Casper and colleagues calculated age-adjusted and spatially smoothed death rates from heart disease in adults aged 35 years or older by county for 2-year intervals from 1973-1974 to 2009-2010. They used a Bayesian spatiotemporal model to calculate precise rate estimates in all counties, even the smallest ones.

Geographic shift

In 1973-1974, the highest tier of age-adjusted heart disease mortality, 974.6 to 1,306 per 100,000 people, “formed an arc stretching from the Northeast through much of Appalachia and into the Midwest,” Casper and colleagues wrote. However, in 2009-2010, the highest tier had a rate of 450 to 769.1 per 100,000 people and “the strong concentration of high-rate counties in the Northeast had dissipated, and a large concentration of high-rate counties emerged in the South and southern Appalachia,” they wrote.

They noted that the counties with the lowest rates of death from heart disease were concentrated in the West in both periods.

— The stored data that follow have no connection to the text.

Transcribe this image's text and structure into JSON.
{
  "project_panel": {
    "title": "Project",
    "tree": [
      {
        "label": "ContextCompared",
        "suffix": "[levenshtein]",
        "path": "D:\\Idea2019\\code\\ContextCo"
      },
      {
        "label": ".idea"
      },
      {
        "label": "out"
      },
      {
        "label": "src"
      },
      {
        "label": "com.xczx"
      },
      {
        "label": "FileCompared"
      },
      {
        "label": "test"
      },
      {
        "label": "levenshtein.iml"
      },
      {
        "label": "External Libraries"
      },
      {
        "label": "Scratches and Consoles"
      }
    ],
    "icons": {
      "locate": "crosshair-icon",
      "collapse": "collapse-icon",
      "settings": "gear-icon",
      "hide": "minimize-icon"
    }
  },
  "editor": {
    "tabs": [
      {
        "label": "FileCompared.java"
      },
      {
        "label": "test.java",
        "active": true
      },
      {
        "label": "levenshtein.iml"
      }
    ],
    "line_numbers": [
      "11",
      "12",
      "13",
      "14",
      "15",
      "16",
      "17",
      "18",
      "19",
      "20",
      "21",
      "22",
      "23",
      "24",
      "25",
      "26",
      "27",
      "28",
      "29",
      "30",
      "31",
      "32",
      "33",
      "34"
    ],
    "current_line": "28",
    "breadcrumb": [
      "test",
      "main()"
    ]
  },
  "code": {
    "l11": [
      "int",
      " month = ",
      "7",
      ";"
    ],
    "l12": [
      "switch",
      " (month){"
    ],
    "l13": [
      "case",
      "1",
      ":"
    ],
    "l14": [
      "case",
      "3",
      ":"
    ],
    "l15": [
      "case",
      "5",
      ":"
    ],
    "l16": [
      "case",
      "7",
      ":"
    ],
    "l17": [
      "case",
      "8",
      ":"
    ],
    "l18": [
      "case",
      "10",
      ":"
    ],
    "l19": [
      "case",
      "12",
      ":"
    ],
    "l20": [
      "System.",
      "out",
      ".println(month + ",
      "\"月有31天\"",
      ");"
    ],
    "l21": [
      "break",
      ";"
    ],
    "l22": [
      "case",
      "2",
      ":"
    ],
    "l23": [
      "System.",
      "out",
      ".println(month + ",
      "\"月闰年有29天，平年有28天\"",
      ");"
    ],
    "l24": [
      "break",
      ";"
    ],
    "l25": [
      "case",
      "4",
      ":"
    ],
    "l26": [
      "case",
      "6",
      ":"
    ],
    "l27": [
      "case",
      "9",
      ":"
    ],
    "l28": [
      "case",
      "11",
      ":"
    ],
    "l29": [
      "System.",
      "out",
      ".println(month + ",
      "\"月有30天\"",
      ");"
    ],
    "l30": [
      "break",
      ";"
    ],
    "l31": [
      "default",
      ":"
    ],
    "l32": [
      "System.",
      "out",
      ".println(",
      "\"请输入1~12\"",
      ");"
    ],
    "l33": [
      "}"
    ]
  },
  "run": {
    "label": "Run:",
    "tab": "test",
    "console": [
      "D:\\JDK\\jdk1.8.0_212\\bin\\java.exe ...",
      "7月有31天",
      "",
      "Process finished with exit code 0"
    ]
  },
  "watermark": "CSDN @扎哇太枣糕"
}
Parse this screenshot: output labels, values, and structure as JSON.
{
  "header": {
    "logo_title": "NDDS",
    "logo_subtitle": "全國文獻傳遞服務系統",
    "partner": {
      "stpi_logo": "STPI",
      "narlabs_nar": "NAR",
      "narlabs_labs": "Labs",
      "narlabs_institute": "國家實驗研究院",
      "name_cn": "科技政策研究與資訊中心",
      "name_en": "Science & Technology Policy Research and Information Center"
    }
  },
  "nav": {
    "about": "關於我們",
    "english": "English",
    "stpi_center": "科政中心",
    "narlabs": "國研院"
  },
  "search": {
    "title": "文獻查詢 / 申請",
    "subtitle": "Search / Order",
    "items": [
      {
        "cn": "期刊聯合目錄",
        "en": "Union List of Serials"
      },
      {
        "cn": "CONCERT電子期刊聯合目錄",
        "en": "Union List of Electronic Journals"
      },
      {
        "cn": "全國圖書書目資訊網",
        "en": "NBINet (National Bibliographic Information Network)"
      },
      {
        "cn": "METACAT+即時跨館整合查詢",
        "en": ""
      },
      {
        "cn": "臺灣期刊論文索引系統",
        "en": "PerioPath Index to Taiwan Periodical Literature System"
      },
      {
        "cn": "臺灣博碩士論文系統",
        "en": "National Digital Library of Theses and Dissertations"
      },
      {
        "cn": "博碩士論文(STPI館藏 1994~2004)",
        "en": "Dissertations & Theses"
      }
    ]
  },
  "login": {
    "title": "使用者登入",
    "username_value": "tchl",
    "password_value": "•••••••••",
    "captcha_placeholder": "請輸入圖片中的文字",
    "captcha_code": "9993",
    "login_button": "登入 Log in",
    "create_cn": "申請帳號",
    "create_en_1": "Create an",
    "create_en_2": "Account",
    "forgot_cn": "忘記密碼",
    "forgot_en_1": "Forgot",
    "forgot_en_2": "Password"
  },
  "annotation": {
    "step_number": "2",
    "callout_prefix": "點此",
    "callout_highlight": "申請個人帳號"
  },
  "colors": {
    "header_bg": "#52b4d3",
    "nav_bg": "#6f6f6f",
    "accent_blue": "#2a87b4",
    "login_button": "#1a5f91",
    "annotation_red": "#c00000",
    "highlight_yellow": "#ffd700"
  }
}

The North had 48% of the counties in the highest quintile of heart disease mortality in 1973-1974 but just 4% in 2009-2010, and the Midwest had 17% in 1973-1974 but 6% in 2009-2010, whereas the South had 24% in 1973-1974 and 38% in 2009-2010, Casper and colleagues wrote.

The decline in heart disease mortality rates between 1973-1974 and 2009-2010 ranged by county from 9.2% to 83.4% (average, 61.6%). In the quintile with the slowest declines (9.2% to 49.6%) were primarily counties from Alabama, Mississippi, Louisiana, Arkansas, Oklahoma and parts of Texas, according to the researchers.

The magnitude of geographic inequality for heart disease mortality rates doubled between 1973-1974 and 2009-2010, with the coefficient of variation increasing 3.62% each year on average, they wrote.

The results “suggest that systematic changes may have occurred in a variety of biomedical, behavioral and socioenvironmental factors,” Casper and colleagues wrote.

Race , education could play role

In a related editorial, Donald A. Barr, MD, PhD, from the Program in Human Biology, Stanford Health Care, wrote that previous research showing that “the longitudinal shifts in rates of CHD and HF suggest that black Americans are increasingly bearing the burden of heart disease” could be a factor in the present findings.

Lower rates of smoking and cholesterol levels combined with higher rates of diabetes, obesity and high BP indicate that HF is making a large impact on heart disease mortality, and “this shift disproportionately impacts blacks and others with lower levels of education, population groups found disproportionately in southern states,” Barr wrote.

“As physicians, we need to be able to incorporate [rigorous biosocial training] into our own practice, while also assuring that future physicians will gain this understanding as part of their medical education,” he concluded. – by Erik Swain

Disclosure: The researchers report no relevant financial disclosures. Barr reports receiving royalties from Johns Hopkins University Press for writing three textbooks related to this issue.